IN VITRO ASSESSMENT OF REVERSIBLE AND METABOLISM-DEPENDENT INHIBITORY EFFECTS OF PROPOXAZEPAM ON CYP2C8 ACTIVITY.

Abstract

Background: In oncology, drug-drug interactions (DDIs) are particularly relevant due to the complex medication regimens of cancer patients. These patients often require multiple drugs to manage both their disease and treatment-related side effects. Evaluating potential DDIs via the inhibition of CYP enzymes is crucial in drug discovery. This study aimed to assess the effect of propoxazepam on CYP2C8 activity in vitro by amodiaquine N-deethylation in human liver microsomes and to predict the likelihood of DDI through CYP activity reduction.

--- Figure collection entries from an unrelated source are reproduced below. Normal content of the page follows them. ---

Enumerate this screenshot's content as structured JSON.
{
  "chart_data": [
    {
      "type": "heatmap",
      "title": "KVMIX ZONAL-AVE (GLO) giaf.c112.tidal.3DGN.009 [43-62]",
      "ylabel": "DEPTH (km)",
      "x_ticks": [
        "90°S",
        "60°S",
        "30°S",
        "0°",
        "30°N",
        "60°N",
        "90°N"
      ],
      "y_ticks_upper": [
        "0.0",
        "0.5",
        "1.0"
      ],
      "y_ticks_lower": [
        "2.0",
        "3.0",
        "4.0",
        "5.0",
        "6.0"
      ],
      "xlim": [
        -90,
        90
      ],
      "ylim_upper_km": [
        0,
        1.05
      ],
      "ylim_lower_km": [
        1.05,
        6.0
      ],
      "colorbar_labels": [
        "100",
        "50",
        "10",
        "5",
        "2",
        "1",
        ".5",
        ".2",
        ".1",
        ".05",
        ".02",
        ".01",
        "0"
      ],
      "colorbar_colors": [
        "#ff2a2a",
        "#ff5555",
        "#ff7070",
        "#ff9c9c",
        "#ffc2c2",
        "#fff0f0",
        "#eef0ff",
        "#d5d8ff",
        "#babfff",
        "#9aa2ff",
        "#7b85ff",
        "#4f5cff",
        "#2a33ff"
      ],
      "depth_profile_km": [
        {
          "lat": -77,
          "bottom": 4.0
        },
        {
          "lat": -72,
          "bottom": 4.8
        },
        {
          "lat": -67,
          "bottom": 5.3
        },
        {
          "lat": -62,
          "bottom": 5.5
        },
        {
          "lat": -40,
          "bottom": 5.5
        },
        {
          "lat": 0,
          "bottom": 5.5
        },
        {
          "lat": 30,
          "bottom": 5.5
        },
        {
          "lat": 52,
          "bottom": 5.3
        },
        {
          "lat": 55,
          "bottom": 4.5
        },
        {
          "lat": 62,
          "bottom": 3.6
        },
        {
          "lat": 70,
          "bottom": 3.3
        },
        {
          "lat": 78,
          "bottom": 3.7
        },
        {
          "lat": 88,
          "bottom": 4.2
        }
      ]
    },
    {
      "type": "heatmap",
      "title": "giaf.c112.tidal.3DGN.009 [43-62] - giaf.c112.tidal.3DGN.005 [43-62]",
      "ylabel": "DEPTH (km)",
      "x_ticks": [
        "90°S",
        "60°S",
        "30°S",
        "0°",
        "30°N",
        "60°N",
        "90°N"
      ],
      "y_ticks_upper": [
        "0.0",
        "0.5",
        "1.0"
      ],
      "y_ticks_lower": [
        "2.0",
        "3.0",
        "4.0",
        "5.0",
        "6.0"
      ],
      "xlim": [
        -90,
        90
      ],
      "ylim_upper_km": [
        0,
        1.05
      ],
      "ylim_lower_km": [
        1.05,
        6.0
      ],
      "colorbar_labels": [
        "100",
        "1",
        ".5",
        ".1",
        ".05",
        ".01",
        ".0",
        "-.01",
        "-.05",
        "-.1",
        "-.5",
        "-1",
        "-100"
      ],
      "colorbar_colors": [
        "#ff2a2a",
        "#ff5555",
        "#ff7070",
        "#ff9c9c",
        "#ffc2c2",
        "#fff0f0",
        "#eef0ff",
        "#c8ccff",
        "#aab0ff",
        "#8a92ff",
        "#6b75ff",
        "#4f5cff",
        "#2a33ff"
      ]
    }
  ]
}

Materials and methods: Amodiaquine Ndeethylation was used as a marker of CYP2C8 activity. The positive controls included montelukast (1 μM) for rever sible inhibition and gemfibrozil O-glucuronide (40 μM) for metabolism-dependent inhibition. Propoxazepam was tested in both reversible and metabolism-dependent inhibition conditions being added with the substrate or pre-incubated with microsomes and NADPH, respectively. The metabolite formation was quantified by LC-MS/MS in a multiple reaction monitoring mode using the electrospray ionization technique.

Results: Propoxazepam inhibited CYP2C8 activity in a concentration-dependent manner, with IC50 values of 20.5 ± 2.2 μM for reversible inhibition and 23.1 ± 3.2 μM for metabolism-dependent inhibition. Positive controls montelukast and gemfibrozil O-glucuronide showed expected inhibition (4.4% and 12.2% of control, respectively). Propoxazepam showed low binding to microsomal protein under the experimental conditions.

Conclusion: Based on the indicators used (Ki, IC50, IC50 shift, and [I]/Ki ratios), propoxazepam is not expected to be a significant CYP2C8 inhibitor in vitro.